If you can avoid it, don't arrive here at night. We really know these waters and could have rammed into various and sundry wooden and fiberglass objects. And, we had the spotlight in hand.

If you do, however, don't anchor in the middle of the freaking channel. Anchor by the coast guard station, or better yet, at Atlantic Highlands or Horseshoe Cove (see the charts). The Cove has been changing with erosion and the waters are not predictable, but we followed our long established practice of putting the radio tower on the west shore behind us with a bearing of 047M, and found 10 feet of water at low tide. Not great for a lot for protection, but good holding, and this night, a great place to be.

Cape May, NJ



Playing the current right on the Delaware Bay led to a successful transit, and we averaged 6-7+ knots the entire way. It wasn't until we reached the Atlantic Ocean at the entrance to the Bay that we ran into "stuff", crappy, choppy, angry seas and 20+ knots of gusty wind to shake up the boats and toss its contents about.
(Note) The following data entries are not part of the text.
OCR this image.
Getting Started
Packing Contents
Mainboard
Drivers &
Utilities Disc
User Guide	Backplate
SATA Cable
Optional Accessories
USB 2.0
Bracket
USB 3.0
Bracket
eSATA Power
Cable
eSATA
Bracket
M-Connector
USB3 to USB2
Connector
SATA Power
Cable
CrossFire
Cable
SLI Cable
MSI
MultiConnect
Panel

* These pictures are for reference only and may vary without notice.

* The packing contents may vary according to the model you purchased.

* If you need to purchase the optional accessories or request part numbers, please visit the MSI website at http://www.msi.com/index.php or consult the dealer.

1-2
Reaching the breakwater at the Cape May inlet was very welcomed, and fortunately the current was flooding and we had a good ride in.

We anchored 9 1/2 hours after departure in front of the Coast Guard station where holding is good and there is sufficient room for maybe 10 boats. We sat out rain and threatened t-storms for a day after arrival, parked the dinks at Utsch's which offers a free tie up and garbage disposal, and walked the town to the grocery store (a good long walk, maybe 1 1/2 miles each way). At cocktail hour we were greeted with fog creeping in on little cat's feet. The next day we planned to arise at 4 am to review the weather for a 0530 departure.